The Cassatt Quartet has performed at New York's Alice Tully Hall and Weill Recital Hall at Carnegie Hall, the Tanglewood Music Theater, the Kennedy Center and Library of Congress in Washington, DC. Internationally, it has taken the stage at the Théâtre des Champs-Élysées in Paris, Maeda Hall in Tokyo, the American Academy in Rome, the Palacio de Bellas Artes in Mexico City and the Festival de Música de Cámera in San Miguel de Allende. Composers whose works the quartet has performed include Tina Davidson, Jay Reise, Andy Tierstien, Joan Tower, and Dan Welcher.
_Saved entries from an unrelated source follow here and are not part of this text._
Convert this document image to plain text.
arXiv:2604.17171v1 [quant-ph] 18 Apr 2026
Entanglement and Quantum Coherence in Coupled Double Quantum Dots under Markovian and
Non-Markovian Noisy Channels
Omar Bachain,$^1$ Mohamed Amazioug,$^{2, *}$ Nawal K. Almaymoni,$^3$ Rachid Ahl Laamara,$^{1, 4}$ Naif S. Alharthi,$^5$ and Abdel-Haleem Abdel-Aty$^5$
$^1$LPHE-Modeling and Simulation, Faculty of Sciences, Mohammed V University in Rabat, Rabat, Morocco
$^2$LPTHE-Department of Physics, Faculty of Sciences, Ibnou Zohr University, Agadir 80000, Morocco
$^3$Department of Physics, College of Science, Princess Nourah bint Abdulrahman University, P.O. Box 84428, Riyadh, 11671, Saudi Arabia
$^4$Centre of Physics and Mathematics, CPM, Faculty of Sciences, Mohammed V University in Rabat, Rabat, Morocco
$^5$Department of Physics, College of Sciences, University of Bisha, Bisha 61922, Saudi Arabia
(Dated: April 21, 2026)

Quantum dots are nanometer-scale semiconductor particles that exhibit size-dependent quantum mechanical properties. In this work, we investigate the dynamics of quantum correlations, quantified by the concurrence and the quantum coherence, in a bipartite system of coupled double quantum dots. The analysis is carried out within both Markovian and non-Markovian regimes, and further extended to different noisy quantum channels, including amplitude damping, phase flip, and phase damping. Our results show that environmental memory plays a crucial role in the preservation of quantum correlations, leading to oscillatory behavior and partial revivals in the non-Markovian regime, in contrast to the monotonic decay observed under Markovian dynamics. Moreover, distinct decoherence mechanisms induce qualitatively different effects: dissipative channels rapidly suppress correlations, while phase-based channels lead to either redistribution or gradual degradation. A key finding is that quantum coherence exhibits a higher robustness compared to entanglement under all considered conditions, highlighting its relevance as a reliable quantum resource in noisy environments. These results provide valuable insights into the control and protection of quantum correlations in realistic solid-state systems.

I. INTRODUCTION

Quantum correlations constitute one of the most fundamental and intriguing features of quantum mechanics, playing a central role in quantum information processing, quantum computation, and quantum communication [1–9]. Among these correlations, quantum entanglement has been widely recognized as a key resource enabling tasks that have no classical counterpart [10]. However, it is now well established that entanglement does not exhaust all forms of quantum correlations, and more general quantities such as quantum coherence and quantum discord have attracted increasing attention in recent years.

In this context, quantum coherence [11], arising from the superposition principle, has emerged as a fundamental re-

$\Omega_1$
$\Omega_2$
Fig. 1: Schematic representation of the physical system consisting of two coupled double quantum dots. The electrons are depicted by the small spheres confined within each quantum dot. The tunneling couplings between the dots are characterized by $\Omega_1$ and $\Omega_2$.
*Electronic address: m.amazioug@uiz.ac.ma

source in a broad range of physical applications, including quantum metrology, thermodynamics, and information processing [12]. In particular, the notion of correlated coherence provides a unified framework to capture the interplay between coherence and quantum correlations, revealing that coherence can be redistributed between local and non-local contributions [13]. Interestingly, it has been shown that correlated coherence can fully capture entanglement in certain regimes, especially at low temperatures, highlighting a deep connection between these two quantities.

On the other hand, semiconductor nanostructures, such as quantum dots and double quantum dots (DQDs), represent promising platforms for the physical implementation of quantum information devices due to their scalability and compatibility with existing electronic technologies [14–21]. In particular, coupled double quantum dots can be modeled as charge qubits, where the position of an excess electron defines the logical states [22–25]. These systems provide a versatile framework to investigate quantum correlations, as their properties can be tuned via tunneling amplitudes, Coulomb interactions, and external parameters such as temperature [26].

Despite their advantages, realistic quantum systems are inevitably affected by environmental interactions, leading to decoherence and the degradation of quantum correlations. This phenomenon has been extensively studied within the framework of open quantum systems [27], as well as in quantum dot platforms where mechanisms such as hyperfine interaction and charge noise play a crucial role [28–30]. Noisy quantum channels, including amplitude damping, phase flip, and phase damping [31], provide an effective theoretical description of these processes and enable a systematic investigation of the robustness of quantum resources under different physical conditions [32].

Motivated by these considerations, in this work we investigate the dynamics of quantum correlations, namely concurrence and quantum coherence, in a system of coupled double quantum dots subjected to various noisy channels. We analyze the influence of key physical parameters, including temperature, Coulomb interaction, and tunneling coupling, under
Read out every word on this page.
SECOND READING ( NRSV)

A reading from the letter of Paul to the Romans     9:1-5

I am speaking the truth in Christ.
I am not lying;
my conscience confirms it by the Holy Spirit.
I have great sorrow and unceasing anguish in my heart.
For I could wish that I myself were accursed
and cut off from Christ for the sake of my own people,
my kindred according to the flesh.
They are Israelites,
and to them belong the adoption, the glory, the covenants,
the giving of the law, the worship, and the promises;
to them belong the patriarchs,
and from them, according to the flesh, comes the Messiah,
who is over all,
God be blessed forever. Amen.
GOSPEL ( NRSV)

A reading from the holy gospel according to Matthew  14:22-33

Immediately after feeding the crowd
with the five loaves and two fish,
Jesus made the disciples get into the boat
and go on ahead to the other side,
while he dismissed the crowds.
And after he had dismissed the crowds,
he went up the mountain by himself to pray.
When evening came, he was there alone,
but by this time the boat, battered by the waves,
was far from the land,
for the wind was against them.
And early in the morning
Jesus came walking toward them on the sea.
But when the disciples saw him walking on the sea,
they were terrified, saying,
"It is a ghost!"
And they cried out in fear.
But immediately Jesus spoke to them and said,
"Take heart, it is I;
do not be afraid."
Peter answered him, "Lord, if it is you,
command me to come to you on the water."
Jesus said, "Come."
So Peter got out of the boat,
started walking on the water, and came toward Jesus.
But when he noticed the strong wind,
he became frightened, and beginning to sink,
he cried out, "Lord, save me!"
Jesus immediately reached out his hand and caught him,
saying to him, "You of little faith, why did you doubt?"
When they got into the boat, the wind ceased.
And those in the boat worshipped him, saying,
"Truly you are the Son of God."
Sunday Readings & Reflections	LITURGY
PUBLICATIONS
The acclaimed quartet has built a reputation for being a champion of work by living composers.[1]

Named three times in The New Yorker magazine's Best Of The Year CD Selection, they have recorded for the Koch, Naxos, New World, Albany and CRI Labels.

Contents

HistoryEdit

The Cassatt Quartet was founded in 1985 by four young artists at Juilliard who were inspired by the work of artist Mary Cassatt. It won the Coleman Chamber Music Competition one year later, and two top prizes in the Banff International String Quartet Competition in 1989. At that time the quartet consisted of Laura Goldberg and Muneko Otani, violins; Sarah Adams, viola; and Anna Cholakian, cello. Founding members included cellist Anna Cholakian and violinist Laura J. Goldberg. Goldberg went on to join the Juilliard pre-college teaching faculty and later left the quartet.[2] She later founded Arts Ahimsa, a group that uses music and the arts to promote non-violence.

In 1991 the quartet, composed of Muneko Otani, Laura Goldberg (violin); Michiko Oshima (viola); Anna Cholakian (cello) performed for the soundtrack of the TV Show Fishing with John. That work appears in a CD produced in 1998.

As of 1993, the members of the quartet were Anna Cholakian, cello, Muneko Otani and Sunghae Anna Lim, violins, and Michiko Oshima, viola.[3]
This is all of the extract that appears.